Triple Bench #1, #2, #3
2007

Stainless steel

Each 50 x 50 cm




Willow Sister
2007

Willow tree (planted)

140 x 70 cm




Black and White Playground 
2007

Enamel paint (playground facility changes the color from black to white every 4 months)


Abrupt Lookout Station
2007

Steel, paint

230 x 120 cm


Big Yellow Hula-Hoop
2007


Steel, polyurethane paint

2000 x 2000 cm




For this public art project in Anyang, a satellite city of Seoul, the artist's first criteria for choosing a site was intimacy. A series of twelve related works were spread out across four adjacent children's parks nestled among high-rise residential apartment complexes. The parks create direct relationships between the neighborhood and its residents, serving as in-between passages that are not visible or accessible from the main road. One special project was inserted in each section in order to reflect both the context and the artist's own sense of the place. While each park is fitted with the same playground elements, Yang introduced subtle alterations, including Big Yellow Hula-Hoop, a painted yellow circle surrounding a playground; three versions of Triple Bench, in which existing benches were joined together by stainless steel plates; Fruit Tree Street Light, a street lamp with bending branchlike arms that borrows the vernacular of existing lampposts; Willow Sister, in which she planted a young willow tree, a plant that has melancholic associations for the artist and that is not on the city's official list of trees to be planted in public spaces; and Black and White Playground, whereby the playground was painted white, then black, changing every four months.

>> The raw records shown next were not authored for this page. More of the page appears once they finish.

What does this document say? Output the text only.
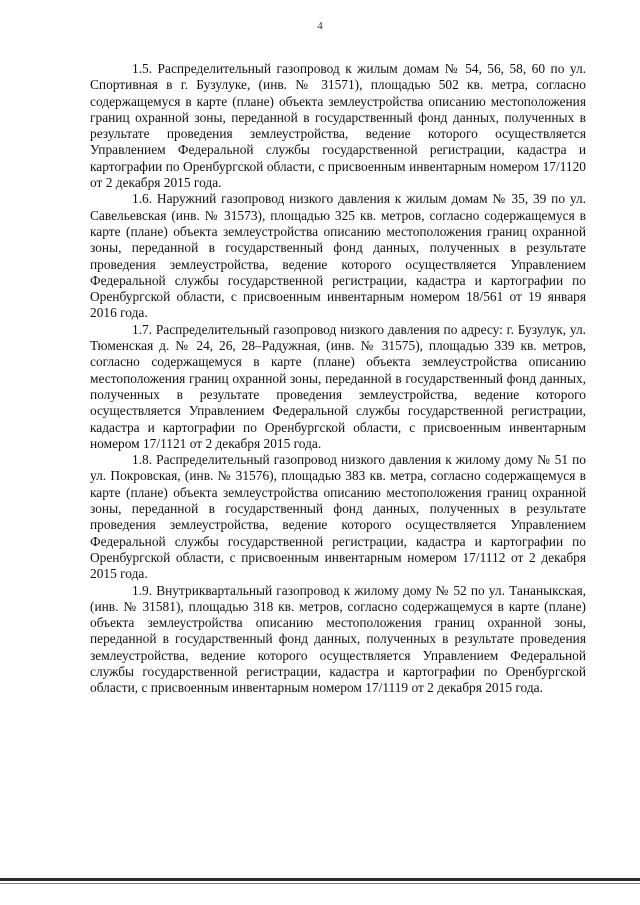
4

1.5. Распределительный газопровод к жилым домам № 54, 56, 58, 60 по ул. Спортивная в г. Бузулуке, (инв. № 31571), площадью 502 кв. метра, согласно содержащемуся в карте (плане) объекта землеустройства описанию местоположения границ охранной зоны, переданной в государственный фонд данных, полученных в результате проведения землеустройства, ведение которого осуществляется Управлением Федеральной службы государственной регистрации, кадастра и картографии по Оренбургской области, с присвоенным инвентарным номером 17/1120 от 2 декабря 2015 года.

1.6. Наружний газопровод низкого давления к жилым домам № 35, 39 по ул. Савельевская (инв. № 31573), площадью 325 кв. метров, согласно содержащемуся в карте (плане) объекта землеустройства описанию местоположения границ охранной зоны, переданной в государственный фонд данных, полученных в результате проведения землеустройства, ведение которого осуществляется Управлением Федеральной службы государственной регистрации, кадастра и картографии по Оренбургской области, с присвоенным инвентарным номером 18/561 от 19 января 2016 года.

1.7. Распределительный газопровод низкого давления по адресу: г. Бузулук, ул. Тюменская д. № 24, 26, 28–Радужная, (инв. № 31575), площадью 339 кв. метров, согласно содержащемуся в карте (плане) объекта землеустройства описанию местоположения границ охранной зоны, переданной в государственный фонд данных, полученных в результате проведения землеустройства, ведение которого осуществляется Управлением Федеральной службы государственной регистрации, кадастра и картографии по Оренбургской области, с присвоенным инвентарным номером 17/1121 от 2 декабря 2015 года.

1.8. Распределительный газопровод низкого давления к жилому дому № 51 по ул. Покровская, (инв. № 31576), площадью 383 кв. метра, согласно содержащемуся в карте (плане) объекта землеустройства описанию местоположения границ охранной зоны, переданной в государственный фонд данных, полученных в результате проведения землеустройства, ведение которого осуществляется Управлением Федеральной службы государственной регистрации, кадастра и картографии по Оренбургской области, с присвоенным инвентарным номером 17/1112 от 2 декабря 2015 года.

1.9. Внутриквартальный газопровод к жилому дому № 52 по ул. Тананыкская, (инв. № 31581), площадью 318 кв. метров, согласно содержащемуся в карте (плане) объекта землеустройства описанию местоположения границ охранной зоны, переданной в государственный фонд данных, полученных в результате проведения землеустройства, ведение которого осуществляется Управлением Федеральной службы государственной регистрации, кадастра и картографии по Оренбургской области, с присвоенным инвентарным номером 17/1119 от 2 декабря 2015 года.
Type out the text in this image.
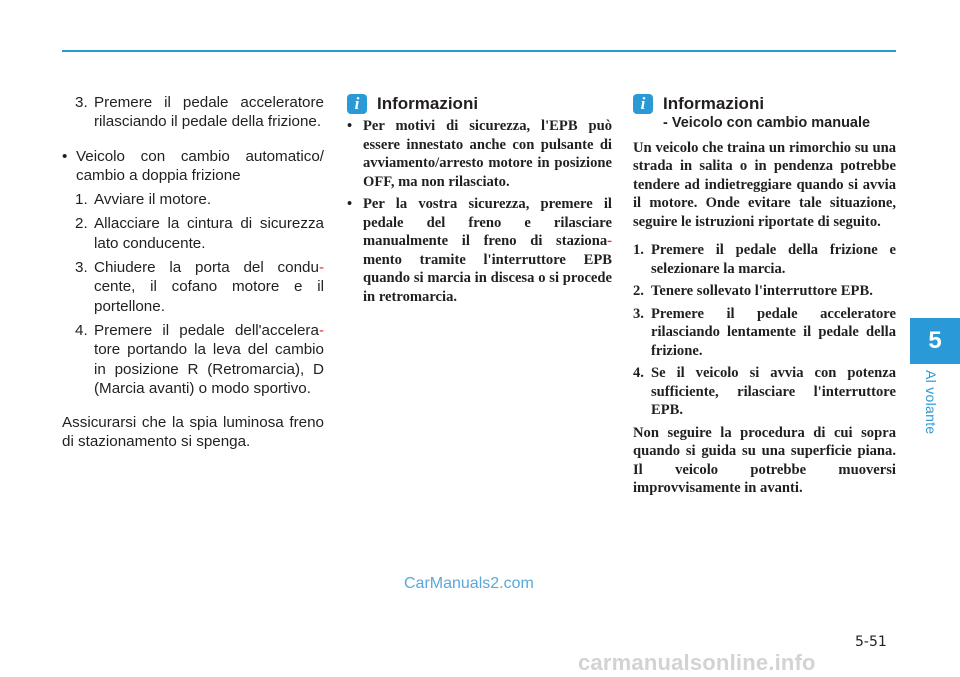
3. Premere il pedale acceleratore rilasciando il pedale della frizione.
• Veicolo con cambio automatico/ cambio a doppia frizione
1. Avviare il motore.
2. Allacciare la cintura di sicurezza lato conducente.
3. Chiudere la porta del condu- cente, il cofano motore e il portellone.
4. Premere il pedale dell'accelera- tore portando la leva del cambio in posizione R (Retromarcia), D (Marcia avanti) o modo sportivo.
Assicurarsi che la spia luminosa freno di stazionamento si spenga.
i	Informazioni
• Per motivi di sicurezza, l'EPB può essere innestato anche con pulsante di avviamento/arresto motore in posizione OFF, ma non rilasciato.
• Per la vostra sicurezza, premere il pedale del freno e rilasciare manualmente il freno di staziona- mento tramite l'interruttore EPB quando si marcia in discesa o si procede in retromarcia.
i	Informazioni
- Veicolo con cambio manuale
Un veicolo che traina un rimorchio su una strada in salita o in pendenza potrebbe tendere ad indietreggiare quando si avvia il motore. Onde evitare tale situazione, seguire le istruzioni riportate di seguito.
1. Premere il pedale della frizione e selezionare la marcia.
2. Tenere sollevato l'interruttore EPB.
3. Premere il pedale acceleratore rilasciando lentamente il pedale della frizione.
4. Se il veicolo si avvia con potenza sufficiente, rilasciare l'interruttore EPB.
Non seguire la procedura di cui sopra quando si guida su una superficie piana. Il veicolo potrebbe muoversi improvvisamente in avanti.
5
Al volante
CarManuals2.com
5-51
carmanualsonline.info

In one of the most difficult and disturbing elements in the parks, the public toilets, Yang replaced the bathroom mirrors with two-way glass, which, when illuminated (by lights triggered by a motion detector), reflected an image of the park landscape strewn with origami objects. The sink became a giant shell sculpture, providing water. Together, these scattered fragments quietly distinguished the otherwise anonymous character of the look-alike parks.